Detective Denzy stood up and asked his team at the background. “Do we have the back clip of the warehouse?” There was no response, they must’ve not heard him. He repeated himself, much louder.

“No, sir,” a voice replied. “The surveillance was only at the main entrance, at the front.”

“Okay,” Denzy nodded, eyes at the woman in the car and at the front gates. The freight so visible on her face, her lie about getting through the back. Denzy put two and two together. He was no amateur sleuth; he’d been on the job for over 22 years. However it needed no speciality near his (some of it being the intense training he aced on how he to assess such CCTV footages of this type) to figure out that the mysterious male caller had been to the warehouse before.

And the lie of the girl was due to the fear of him, a lie to cover up her mistake, the mistake which resulted to her being caught so visibly by the cameras. Or else if she had entered through at the back like the male caller had instructed her to — Denzy having a strong guess that there was such an instruction, an important one — then there wouldn’t be any lead as to how the bombs occured. Turns out they had been delivered.

Denzy saw the first box she held as he pressed play. She walked through him from the trunk, airpods in the ears. She disappeared in the darkness to get in the warehouse. Some time later — about 5 minutes — she came out with some Asian men behind her. Denzy listened to her as she pulled off the airpods and spoke on the phone: “they are taking the rest of the boxes. Yes. Trunk is empty.

A moment passed, then she said. “Can I ask you something?” Denzy awaited the question but she never inquired. “Promise you won’t be mad.”

As fast…as fast as I can, why?” She spoke with such panic. She looked up at the cameras one last time, with a face of someone who’s about to cry. She slipped inside the hovercar and flew ahead in a speed of a motor racer; could’ve crashed the fence gate if it didnt roll open in time.

Then that’s when it happened. The explosion. Blowing up everything. Denzy thought briefly about the Chinese men, all of them inside there. He looked down and shook his head, hit the End button the hologram footage vanished. He was now in an empty room.

“Have we ID’d her yet?” He asked. “I’d like to see.”

“Coming right up.”

There was a ping sound in his tablet. He took it out and checked it. The team had sent the girl’s profile along with her info. The screen showed:

Age: 23 year old.

Gender: female.

Born: 10/07/2053.

Occupation: a law student at Braxton College.

Marital status: single.

Name and surname: Azania Caulifield.

On this photo she looked the way she had appeared on the hologram footage: big brown eyes and that maroon long hair, face shaped in a perfect circle.
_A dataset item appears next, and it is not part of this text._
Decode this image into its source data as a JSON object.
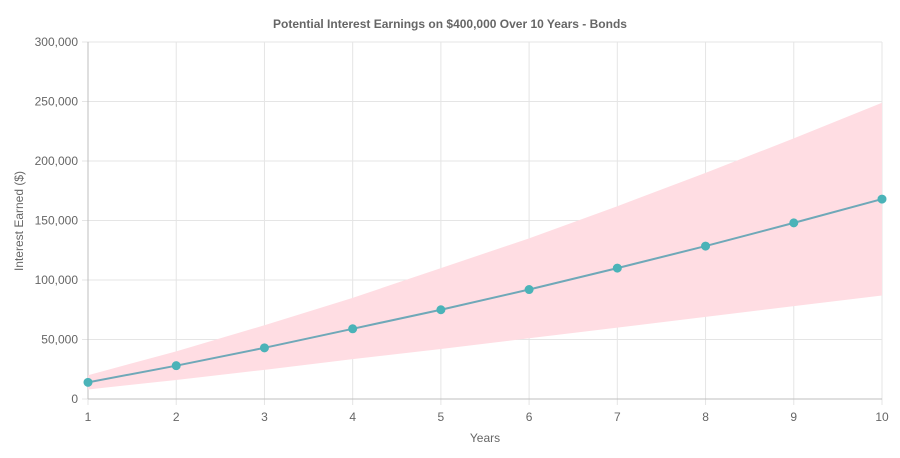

Denzy shook his head and smiled; shook his head because this girl was so young and pretty she would never look anything like that behind bars in a prison overall. Future is wasted. He smiled becuase he had been stressed about the bombing, but now the case looked as good as solved; the girl will undoubtedly lead them to that male caller and it would be another good day at the office for Detective Denzy. He smiled again.

“Call the seargent. Tell him to ring up the girl,” he told his team.